I am still haunted by this. Why? Because I didn’t say anything. It’s not that I’ve never witnessed such heinous acts of prejudice and hostility. It’s that it seems to be happening with more frequency.
We are complicit if we remain silent. All of us.
My daughter had a performance last weekend with her cheerleading dance team at George Washington High School in Washington Heights. After the show, her coach, Ms. Sapp, stopped at a local Dominican restaurant to use the bathroom and buy some food.
She asks one of the Dominican waitresses if they have oxtail.
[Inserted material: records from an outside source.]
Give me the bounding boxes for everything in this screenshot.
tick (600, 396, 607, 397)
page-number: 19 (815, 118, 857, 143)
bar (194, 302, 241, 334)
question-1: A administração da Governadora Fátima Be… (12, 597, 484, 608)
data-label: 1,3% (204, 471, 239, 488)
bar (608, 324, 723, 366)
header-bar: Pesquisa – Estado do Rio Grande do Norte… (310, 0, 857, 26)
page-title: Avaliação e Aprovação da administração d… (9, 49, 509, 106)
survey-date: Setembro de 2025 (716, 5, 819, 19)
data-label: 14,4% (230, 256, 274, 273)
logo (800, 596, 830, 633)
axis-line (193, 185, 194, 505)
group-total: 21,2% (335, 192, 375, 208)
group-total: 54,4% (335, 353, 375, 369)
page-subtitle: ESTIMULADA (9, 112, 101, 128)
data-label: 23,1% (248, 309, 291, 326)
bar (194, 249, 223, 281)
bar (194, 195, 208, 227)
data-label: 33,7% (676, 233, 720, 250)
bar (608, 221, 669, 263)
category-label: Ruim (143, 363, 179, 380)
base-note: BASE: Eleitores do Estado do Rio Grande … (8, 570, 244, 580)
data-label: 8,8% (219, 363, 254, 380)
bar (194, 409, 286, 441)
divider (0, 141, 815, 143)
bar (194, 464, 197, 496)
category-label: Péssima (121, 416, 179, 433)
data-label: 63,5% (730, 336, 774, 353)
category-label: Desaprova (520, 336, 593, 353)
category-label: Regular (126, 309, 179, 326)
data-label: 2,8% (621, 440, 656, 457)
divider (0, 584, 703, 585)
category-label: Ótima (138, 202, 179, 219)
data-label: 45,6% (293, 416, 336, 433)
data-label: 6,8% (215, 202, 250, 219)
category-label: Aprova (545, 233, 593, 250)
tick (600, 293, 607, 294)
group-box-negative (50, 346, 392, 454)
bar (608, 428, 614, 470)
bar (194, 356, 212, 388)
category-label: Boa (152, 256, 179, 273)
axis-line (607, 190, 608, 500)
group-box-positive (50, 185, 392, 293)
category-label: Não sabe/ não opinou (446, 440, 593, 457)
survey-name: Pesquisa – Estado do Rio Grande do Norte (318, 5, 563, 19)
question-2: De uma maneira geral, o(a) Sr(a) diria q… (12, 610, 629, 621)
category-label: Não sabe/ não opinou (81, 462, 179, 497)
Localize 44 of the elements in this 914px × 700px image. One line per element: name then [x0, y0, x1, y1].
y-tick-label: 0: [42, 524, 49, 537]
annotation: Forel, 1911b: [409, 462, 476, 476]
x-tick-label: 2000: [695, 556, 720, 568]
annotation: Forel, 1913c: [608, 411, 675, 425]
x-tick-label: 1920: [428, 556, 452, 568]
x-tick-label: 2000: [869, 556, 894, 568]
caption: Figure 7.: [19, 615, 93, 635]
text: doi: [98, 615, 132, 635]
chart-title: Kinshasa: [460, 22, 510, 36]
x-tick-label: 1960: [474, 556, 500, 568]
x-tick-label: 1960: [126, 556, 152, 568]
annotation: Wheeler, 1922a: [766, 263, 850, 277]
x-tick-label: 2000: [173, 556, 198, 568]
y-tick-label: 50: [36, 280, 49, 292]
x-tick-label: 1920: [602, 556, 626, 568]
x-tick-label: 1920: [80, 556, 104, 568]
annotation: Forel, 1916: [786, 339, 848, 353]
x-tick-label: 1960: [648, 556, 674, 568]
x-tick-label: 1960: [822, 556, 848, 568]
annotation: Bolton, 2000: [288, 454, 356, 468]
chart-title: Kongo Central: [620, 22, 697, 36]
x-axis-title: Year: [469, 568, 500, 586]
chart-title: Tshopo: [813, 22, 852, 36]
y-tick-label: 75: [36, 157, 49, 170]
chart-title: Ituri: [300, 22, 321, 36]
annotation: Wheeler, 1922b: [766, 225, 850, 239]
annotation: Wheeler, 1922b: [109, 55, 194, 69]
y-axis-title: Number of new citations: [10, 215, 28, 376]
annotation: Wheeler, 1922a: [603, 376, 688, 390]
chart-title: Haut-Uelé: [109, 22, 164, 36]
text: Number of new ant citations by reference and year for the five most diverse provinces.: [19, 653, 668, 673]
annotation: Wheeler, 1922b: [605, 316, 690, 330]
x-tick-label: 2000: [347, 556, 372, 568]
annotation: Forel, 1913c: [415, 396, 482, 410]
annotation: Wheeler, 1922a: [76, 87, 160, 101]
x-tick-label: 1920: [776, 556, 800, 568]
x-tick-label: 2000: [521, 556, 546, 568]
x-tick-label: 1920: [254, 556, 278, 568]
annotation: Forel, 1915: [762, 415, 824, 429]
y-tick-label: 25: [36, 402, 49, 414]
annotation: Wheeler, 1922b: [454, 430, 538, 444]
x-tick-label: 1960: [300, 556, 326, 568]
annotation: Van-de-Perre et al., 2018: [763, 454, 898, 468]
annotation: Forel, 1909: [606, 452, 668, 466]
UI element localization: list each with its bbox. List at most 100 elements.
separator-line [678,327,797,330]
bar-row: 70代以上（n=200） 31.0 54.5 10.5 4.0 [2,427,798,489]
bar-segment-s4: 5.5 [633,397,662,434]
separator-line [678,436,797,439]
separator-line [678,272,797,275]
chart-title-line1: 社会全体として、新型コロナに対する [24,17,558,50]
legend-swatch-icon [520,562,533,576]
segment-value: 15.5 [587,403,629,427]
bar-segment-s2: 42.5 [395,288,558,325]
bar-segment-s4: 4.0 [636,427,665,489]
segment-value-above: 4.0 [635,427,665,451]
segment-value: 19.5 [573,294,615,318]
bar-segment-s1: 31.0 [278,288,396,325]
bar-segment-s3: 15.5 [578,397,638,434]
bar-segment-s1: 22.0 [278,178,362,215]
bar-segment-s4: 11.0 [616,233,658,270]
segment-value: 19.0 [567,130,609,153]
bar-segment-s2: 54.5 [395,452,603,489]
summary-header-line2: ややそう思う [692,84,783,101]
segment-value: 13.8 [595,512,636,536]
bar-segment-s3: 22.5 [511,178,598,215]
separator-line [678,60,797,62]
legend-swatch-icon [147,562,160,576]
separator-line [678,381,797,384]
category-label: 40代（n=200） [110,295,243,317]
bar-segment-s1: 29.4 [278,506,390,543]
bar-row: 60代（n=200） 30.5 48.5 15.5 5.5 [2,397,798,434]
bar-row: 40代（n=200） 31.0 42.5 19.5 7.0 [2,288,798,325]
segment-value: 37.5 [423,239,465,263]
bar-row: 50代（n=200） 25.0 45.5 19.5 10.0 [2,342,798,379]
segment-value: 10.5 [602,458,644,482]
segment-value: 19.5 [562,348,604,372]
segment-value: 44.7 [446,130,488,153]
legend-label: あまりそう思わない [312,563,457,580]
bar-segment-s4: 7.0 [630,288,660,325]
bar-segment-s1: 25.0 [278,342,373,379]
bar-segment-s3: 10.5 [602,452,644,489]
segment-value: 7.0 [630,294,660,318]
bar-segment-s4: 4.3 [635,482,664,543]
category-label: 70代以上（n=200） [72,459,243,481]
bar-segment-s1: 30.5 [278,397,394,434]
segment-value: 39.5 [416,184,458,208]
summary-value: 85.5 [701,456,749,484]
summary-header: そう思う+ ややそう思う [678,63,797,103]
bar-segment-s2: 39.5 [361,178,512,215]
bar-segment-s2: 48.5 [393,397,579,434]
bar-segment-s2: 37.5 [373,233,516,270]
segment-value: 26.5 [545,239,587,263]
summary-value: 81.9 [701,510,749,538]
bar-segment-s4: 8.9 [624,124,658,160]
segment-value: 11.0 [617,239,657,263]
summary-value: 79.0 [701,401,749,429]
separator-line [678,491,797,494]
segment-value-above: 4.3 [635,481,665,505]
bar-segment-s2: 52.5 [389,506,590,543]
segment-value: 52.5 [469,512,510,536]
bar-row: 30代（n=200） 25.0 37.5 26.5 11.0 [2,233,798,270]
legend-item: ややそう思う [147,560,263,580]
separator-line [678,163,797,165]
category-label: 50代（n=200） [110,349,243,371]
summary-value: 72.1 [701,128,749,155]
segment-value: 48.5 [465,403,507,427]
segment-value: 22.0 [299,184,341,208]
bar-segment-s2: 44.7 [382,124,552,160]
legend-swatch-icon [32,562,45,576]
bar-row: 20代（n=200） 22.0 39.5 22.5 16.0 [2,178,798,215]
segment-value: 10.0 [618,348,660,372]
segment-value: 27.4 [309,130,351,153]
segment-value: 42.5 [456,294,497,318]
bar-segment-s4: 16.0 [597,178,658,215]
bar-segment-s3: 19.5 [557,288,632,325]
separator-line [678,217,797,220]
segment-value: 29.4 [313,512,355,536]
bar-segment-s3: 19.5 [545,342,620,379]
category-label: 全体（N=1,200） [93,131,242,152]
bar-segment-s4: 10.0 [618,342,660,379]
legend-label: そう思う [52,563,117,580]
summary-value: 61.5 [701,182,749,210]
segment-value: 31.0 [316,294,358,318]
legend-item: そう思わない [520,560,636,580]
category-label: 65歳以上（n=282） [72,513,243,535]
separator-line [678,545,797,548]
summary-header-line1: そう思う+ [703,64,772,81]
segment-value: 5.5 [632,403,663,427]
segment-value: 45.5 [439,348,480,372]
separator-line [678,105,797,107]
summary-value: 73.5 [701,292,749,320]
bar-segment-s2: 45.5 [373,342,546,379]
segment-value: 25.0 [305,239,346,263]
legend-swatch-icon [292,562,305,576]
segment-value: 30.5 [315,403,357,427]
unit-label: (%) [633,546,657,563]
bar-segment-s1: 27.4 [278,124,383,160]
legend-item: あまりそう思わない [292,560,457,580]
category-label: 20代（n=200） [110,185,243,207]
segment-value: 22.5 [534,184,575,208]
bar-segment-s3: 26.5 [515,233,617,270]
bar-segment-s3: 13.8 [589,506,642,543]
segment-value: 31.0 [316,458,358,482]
The woman ignores her repeated requests while at the same time attending to other customers who come in after Ms. Sapp. Another waitress walks over and asks: “What do you need?” Ms. Sapp, a black woman who loves her kids, our kids, my kid, with a fierceness and hard hand that I admire and can relate to, asks, “Do you have oxtail?” The waitress answers, “Yes, but it’s expensive.” I imagine Ms. Sapp’s face. She smirks that sarcastic, “I see you” kind of smirk. She has experienced this before. She has been on the receiving end of this kind of racism from Latinos who look just like her but deny their blackness.“I didn’t ask you if it was expensive.” She can’t be bothered. She has a group of cheerleader dancers waiting for her. It is them who need her attention. She walks out. She tells her girls (that’s what she calls them: “my girls”) what happened. She lets them take it in. My daughter shakes her head. Says: “That’s so racist.” Ms Sapp nods, “Yes, yes it is.”
I am working on this essay at the Barnes & Noble on Union Square, at the Starbucks on the third floor. A black man with a thick, salt and pepper beard and a plaid shirt, sits at the table next to me. He is reading on his iPad. His camera sits on the table next to him. A white man approaches. Says: “Nice camera.” Black man looks up and nods. White man says: “They don’t make them like that anymore.” Black man nods again. The white man starts to ask questions, make comments. The black man’s responses are curt, mono-syllabic. White man says: “I was just trying to make conversation.” Black man nods. White man walks away. Black man turns to me. I smirk. He says: “Do I look friendly?” We both laugh. Black man says: “Not to be prejudiced, but they come up to us and they expect us to talk to them. Like we have to…” I nod, say, “Amen.” Black man walks to garbage to throw out his cup. He leaves his iPad and headphones and camera and bag. I think: “Homie is crazy. He’s leaving all his shit.” I watch to make sure no one steals his stuff. He comes back after five minutes, a fresh cup of coffee in his hand. He starts to pack his stuff. Puts his camera in his bag. I say: “It is a nice camera though.” We laugh. He says: “You have a nice day.” I say: “You do the same.”